Other Glomerular Disorders
In addition to HIV-associated CG, FSGS, and HIV-associated immune complex disease, mentioned earlier, other glomerular disorders have been seen with HIV infection. TMA may occur with HIV infection and is associated with lower CD4 cell counts, higher viral burden, and acquired immunodeficiency syndrome (AIDS). Membranous nephropathy (MN), fibrillary GN, immunotactoid GN, and amyloidosis have also been reported in HIV infection, but a causal role for HIV infection has not been firmly established.

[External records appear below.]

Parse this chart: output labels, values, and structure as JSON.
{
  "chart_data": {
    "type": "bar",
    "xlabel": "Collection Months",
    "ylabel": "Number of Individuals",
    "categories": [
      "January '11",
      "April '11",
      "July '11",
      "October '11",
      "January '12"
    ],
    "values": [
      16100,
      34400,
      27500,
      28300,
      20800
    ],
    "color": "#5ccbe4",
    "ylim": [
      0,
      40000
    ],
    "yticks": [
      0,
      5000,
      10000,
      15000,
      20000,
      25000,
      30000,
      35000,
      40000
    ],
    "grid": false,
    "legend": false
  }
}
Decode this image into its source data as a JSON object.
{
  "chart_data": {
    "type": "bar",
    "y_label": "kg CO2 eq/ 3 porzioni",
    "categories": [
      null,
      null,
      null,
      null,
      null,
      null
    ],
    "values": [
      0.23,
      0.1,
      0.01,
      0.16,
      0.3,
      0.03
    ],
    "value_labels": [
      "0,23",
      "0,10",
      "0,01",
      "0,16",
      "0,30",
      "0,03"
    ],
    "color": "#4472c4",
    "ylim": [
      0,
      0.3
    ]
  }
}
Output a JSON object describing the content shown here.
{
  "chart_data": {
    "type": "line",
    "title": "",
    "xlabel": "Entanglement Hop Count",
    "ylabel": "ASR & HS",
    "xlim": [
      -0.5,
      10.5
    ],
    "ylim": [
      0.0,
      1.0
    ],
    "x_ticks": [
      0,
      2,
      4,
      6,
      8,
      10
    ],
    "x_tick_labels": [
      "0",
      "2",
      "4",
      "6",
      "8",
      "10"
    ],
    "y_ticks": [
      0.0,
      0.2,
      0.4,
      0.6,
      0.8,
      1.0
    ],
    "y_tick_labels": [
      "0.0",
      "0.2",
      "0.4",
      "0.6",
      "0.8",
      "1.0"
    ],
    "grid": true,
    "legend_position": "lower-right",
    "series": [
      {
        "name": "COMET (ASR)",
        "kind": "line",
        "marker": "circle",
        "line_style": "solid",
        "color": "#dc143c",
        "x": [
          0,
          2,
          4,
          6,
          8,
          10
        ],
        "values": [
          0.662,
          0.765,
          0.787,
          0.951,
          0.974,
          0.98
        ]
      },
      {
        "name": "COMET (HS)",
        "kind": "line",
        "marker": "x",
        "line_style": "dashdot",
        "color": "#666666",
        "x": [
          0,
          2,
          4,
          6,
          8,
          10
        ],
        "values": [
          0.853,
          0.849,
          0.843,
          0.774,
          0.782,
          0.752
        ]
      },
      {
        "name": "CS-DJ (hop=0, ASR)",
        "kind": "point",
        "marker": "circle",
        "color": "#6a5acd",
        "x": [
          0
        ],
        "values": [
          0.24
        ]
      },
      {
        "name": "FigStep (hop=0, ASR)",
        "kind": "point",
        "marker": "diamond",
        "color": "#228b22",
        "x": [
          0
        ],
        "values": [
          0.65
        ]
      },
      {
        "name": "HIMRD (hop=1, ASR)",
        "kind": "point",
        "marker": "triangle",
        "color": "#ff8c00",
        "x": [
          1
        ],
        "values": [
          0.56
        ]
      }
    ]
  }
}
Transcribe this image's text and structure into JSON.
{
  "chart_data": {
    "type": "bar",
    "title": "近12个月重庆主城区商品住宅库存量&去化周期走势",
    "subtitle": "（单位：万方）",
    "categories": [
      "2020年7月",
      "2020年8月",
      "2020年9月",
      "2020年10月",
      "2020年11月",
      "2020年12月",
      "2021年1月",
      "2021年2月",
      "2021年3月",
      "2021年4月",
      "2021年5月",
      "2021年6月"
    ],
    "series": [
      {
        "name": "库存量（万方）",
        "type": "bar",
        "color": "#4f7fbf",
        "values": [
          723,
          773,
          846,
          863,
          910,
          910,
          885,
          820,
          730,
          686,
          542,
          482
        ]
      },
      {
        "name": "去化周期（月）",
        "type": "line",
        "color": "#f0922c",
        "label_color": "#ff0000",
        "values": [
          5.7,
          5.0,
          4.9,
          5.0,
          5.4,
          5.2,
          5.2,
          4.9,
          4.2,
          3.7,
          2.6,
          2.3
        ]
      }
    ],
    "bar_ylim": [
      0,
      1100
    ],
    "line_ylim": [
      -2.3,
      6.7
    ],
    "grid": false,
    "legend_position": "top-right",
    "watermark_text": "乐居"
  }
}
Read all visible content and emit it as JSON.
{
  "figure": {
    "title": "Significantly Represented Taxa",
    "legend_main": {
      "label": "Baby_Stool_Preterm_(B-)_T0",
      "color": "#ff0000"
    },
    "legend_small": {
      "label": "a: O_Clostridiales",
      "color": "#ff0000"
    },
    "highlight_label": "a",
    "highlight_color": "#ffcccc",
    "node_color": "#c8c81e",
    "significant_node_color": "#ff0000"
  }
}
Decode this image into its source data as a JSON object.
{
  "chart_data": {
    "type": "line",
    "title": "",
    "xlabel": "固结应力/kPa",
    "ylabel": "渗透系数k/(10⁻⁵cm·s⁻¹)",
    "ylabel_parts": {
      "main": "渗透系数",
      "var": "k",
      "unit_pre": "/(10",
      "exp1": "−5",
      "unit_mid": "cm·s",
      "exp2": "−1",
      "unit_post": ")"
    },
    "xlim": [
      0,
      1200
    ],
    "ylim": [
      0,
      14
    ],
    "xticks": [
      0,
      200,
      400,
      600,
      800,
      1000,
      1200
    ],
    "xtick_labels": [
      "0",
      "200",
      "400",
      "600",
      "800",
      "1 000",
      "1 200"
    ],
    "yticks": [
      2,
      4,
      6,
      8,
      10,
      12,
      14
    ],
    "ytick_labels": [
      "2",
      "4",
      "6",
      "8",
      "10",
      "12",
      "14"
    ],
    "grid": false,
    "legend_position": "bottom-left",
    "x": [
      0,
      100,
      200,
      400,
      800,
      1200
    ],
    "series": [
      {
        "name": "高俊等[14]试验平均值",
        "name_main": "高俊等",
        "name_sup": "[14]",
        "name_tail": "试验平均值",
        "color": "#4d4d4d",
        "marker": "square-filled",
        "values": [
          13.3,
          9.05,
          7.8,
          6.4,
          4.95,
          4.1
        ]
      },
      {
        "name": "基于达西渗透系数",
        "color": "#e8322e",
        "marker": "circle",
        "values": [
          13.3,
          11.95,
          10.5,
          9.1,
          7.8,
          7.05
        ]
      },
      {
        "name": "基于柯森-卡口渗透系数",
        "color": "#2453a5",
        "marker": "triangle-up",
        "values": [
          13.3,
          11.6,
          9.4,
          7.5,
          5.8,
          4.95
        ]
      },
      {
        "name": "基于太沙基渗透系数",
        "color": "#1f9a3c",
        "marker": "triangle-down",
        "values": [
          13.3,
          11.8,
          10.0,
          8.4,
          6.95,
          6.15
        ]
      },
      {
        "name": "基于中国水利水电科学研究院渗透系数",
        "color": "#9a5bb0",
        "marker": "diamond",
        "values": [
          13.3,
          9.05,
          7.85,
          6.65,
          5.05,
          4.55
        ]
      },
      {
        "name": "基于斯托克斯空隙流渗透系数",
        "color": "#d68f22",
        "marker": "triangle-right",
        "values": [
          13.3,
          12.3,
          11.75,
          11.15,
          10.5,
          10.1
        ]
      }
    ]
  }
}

As HIV has become a chronic disease, extending over a period of decades, it has become apparent that chronic HIV disease is associated with premature aging, affecting various organ systems. In the kidney, this takes the form of arterionephrosclerosis, which is the constellation of arterial intimal thickening, medial hypertrophy, and duplication of the internal elastic lamina, together with global glomerulosclerosis, and is traditionally ascribed to hypertension. However, increasing evidence suggests that afferent arteriolar lesions may not only predispose to glomerulosclerosis by altering renal autoregulation, but may also have a role in the pathogenesis of hypertension. In this view, arteriosclerosis is a disorder associated with genetic mutations (e.g., APOL1), metabolic disorders (e.g., diabetes, obesity, hyperlipidemia, metabolic syndrome, and HIV infection), and chronic inflammation (smoking, oxidative stress, hemodynamic shear stress, and renin-angiotensin system activation).18 Many of these factors arise as result of lifestyles, activity patterns, diets, and habits that have been adopted throughout the world. Certain of these pathogenic factors are exacerbated in HIV infection and its therapy, including chronic inflammation, metabolic disorders, and premature aging. In a recent series of biopsies performed on HIV patients in the United States, isolated arteriosclerosis with glomerulosclerosis was the most common single pathology noted,19 and this is a trend that is likely to grow stronger.